Pumping lemma for Context-Free Languages

Question

I have a question about a specific pumping lemma problem for Context-Free Languages.

Suppose we have the following Language:

$L = \{a^{i}b^{j}c^{k}d^{l} \mid 0 < i < k \wedge j > l > 0 \}$

Here is my attemp to prove that the language is not context-free:

Assume $L$ is context-free. Let $n>0$ be the pumping length given by the lemma.

Let $z = a^{n}b^{n+1}c^{n+1}d^{n}$, then $z \in L$.

Than according to the lemma, $z$ can be written as $z = uvwxy$ where the following properties hold:

1. $|vx| \geq 1$
2. $|vwx| \leq n$
3. for every $i \geq 0$, $uv^{i}wx^{i}y \in L$.
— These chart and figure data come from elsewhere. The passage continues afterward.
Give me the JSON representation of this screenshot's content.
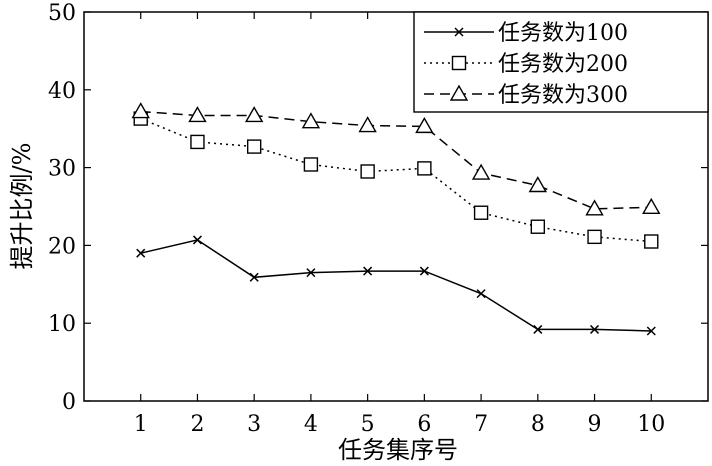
{
  "chart_data": {
    "type": "line",
    "title": "",
    "xlabel": "任务集序号",
    "ylabel": "提升比例/%",
    "x": [
      1,
      2,
      3,
      4,
      5,
      6,
      7,
      8,
      9,
      10
    ],
    "xlim": [
      0,
      11
    ],
    "ylim": [
      0,
      50
    ],
    "xticks": [
      "1",
      "2",
      "3",
      "4",
      "5",
      "6",
      "7",
      "8",
      "9",
      "10"
    ],
    "yticks": [
      "0",
      "10",
      "20",
      "30",
      "40",
      "50"
    ],
    "grid": false,
    "legend_position": "top-right",
    "series": [
      {
        "name": "任务数为100",
        "marker": "x",
        "line_style": "solid",
        "values": [
          19.0,
          20.7,
          15.9,
          16.5,
          16.7,
          16.7,
          13.8,
          9.2,
          9.2,
          9.0
        ]
      },
      {
        "name": "任务数为200",
        "marker": "square",
        "line_style": "dotted",
        "values": [
          36.3,
          33.3,
          32.7,
          30.4,
          29.5,
          29.9,
          24.2,
          22.4,
          21.1,
          20.5
        ]
      },
      {
        "name": "任务数为300",
        "marker": "triangle",
        "line_style": "dashed",
        "values": [
          37.2,
          36.7,
          36.7,
          35.9,
          35.4,
          35.3,
          29.3,
          27.7,
          24.7,
          24.9
        ]
      }
    ]
  }
}
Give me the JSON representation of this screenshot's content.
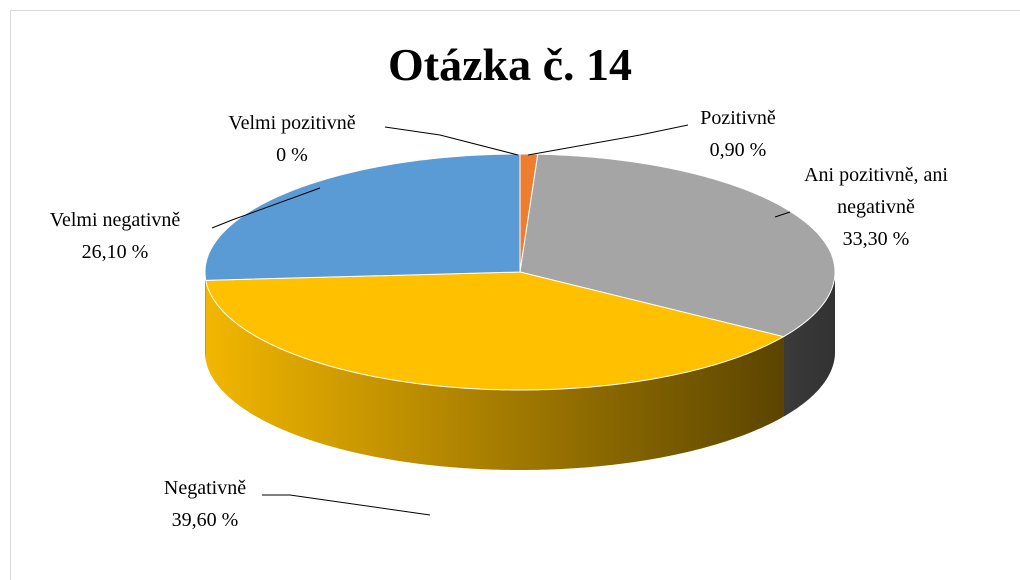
{
  "chart_data": {
    "type": "pie",
    "title": "Otázka č. 14",
    "categories": [
      "Velmi pozitivně",
      "Pozitivně",
      "Ani pozitivně, ani negativně",
      "Negativně",
      "Velmi negativně"
    ],
    "values": [
      0,
      0.9,
      33.3,
      39.6,
      26.1
    ],
    "value_labels": [
      "0 %",
      "0,90 %",
      "33,30 %",
      "39,60 %",
      "26,10 %"
    ],
    "colors": [
      "#4472c4",
      "#ed7d31",
      "#a5a5a5",
      "#ffc000",
      "#5b9bd5"
    ]
  }
}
We have 6 different possibilities for $vwx$:

1. $vwx = a^{i}$ where $i \leq n$
2. $vwx = a^{i}{b^j}$ where $i+j \leq n$
3. $vwx = b^i$ and $i \leq n$
4. $vwx = b^{i}c^{j}$ and $i+j \leq n$
5. $vwx = c^{i}$ with $i \leq n$
6. $vwx = c^{i}d^{j}$ and $i+j \leq n$

Is this right so far? The thing that I'm unsure of is if my different cases for $vwx$ are right.

How do I choose the pumping length for case 2? If I choose $i$ = 2, what if $i$ is zero ? Then I don't have any contradiction.

Thanks in advance

Answer 1

Let me rephrase property 3 of the pumping lemma: for every $l \geq 0$, $uv^lwx^ly \in L$. Now let's consider the seven different cases:

Case 1: $vx = a^i$ where $i > 0$. Choose $l = 2$ to get $a^{n+i} b^{n+1} c^{n+1} d^n \notin L$.

Case 2: $vx = a^ib^j$ where $i,j > 0$. Like case 1 or case 3.

Case 3: $vx = b^i$ where $i > 0$. Choose $l = 0$ to get $a^n b^{n+1-i} c^{n+1} d^n \notin L$.

Case 4: $vx = b^ic^j$ where $i,j > 0$. Like case 3 or case 5.

Case 5: $vx = c^i$ where $i > 0$. Choose $l = 0$ to get $a^n b^{n+1} c^{n+1-i} d^n \notin L$.

Case 6: $vx = c^id^j$ where $i,j > 0$. Like case 5 or case 7.

Case 7: $vx = d^i$ where $i > 0$. Choose $l = 2$ to get $a^n b^{n+1} c^{n+1} d^{n+i} \notin L$.